Thursday, January 31, 2013
The Kennedy Center is expanding.
Last June, Congress approved legislation authorizing the Kennedy Center to begin fundraising for an expansion on the center's south end. (North end expansion is blocked by The Watergate.) This comes after Congress refused to fund a $650 expansion in 2001.
The expansion will cover over the concrete parking garage with sod and create a new outdoor pavilion for free summer concerts near the parking garage entrance. Halfway between the KC and the south boundary will be the "Glissando", a classroom and rehearsal space with another outdoor pavilion. One wall of this pavilion will be curved to provide a space for projecting films.
Perhaps most interesting will be a new floating stage adjacent to this area. It will be enclosed with Okalux, an insulating plexiglass-like material. The floating stage is both an homage to President John F. Kennedy (who often spoke to the primordial nature of the sea), Edward Durrell Stone (the architect of the Kennedy Center, who originally planned for floating stages and water access from the KC until his original designs were changed to accommodate freeways and cost), and the original "Watergate" floating concert stage. (The original "Watergate" name comes from the terraced steps west of the Lincoln Memorial that lead down to the Potomac River. The steps were originally planned as the official reception area for dignitaries arriving in Washington, D.C., via water taxi from Virginia, but they never served this function. Instead, beginning in 1935, the steps faced a floating performance stage on the Potomac River on which open-air concerts were held. Up to 12,000 people would sit on the steps and surrounding grass and listen to symphonies, military bands, and operas. The concerts on the barge ceased in 1965 when jet airliner service began at National Airport, making too much noise for music programs to continue.)

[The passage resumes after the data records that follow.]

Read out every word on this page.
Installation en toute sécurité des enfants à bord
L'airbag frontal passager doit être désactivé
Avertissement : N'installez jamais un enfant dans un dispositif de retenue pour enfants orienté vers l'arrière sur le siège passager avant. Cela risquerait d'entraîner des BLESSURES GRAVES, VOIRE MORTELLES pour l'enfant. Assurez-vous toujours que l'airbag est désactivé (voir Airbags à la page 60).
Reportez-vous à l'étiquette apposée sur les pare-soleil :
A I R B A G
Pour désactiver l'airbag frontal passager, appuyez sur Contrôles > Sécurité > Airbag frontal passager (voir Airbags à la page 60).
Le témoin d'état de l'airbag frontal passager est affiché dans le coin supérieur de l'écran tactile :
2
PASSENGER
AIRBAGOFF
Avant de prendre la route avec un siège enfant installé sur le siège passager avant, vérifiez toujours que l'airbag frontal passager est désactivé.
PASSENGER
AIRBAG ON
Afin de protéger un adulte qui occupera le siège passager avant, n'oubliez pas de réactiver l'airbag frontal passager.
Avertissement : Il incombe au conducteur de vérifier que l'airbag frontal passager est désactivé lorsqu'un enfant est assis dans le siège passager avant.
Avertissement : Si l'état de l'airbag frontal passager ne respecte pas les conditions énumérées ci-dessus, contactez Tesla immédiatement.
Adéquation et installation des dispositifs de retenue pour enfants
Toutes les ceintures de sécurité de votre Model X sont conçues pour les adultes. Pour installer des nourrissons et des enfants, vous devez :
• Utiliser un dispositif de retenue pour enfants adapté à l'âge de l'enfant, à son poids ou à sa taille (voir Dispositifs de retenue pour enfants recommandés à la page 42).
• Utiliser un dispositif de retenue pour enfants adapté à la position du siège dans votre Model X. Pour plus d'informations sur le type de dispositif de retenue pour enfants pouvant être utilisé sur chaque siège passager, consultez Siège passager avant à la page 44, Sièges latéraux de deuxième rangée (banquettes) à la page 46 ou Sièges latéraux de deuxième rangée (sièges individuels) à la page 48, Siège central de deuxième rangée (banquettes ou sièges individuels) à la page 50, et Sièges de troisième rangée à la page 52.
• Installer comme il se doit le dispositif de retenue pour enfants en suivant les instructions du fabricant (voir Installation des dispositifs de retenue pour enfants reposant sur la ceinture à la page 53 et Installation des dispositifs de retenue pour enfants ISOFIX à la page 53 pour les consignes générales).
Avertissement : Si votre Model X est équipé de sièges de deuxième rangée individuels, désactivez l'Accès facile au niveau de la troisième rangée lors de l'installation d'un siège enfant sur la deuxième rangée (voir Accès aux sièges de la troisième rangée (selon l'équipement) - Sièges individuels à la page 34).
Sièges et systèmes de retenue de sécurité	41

The KC currently has only one room for offices, and no classroom or rehearsal space. The changes will be the first expansion of the KC since it was finished in 1971.
KC board chairman David Rubenstein has donated $50 million of the expected $100 million price-tag. A formal design will be unveiled in four to six months, and will need National Capital Planning Commission, U.S. Commission of Fine Arts, and DC Zoning Board approval.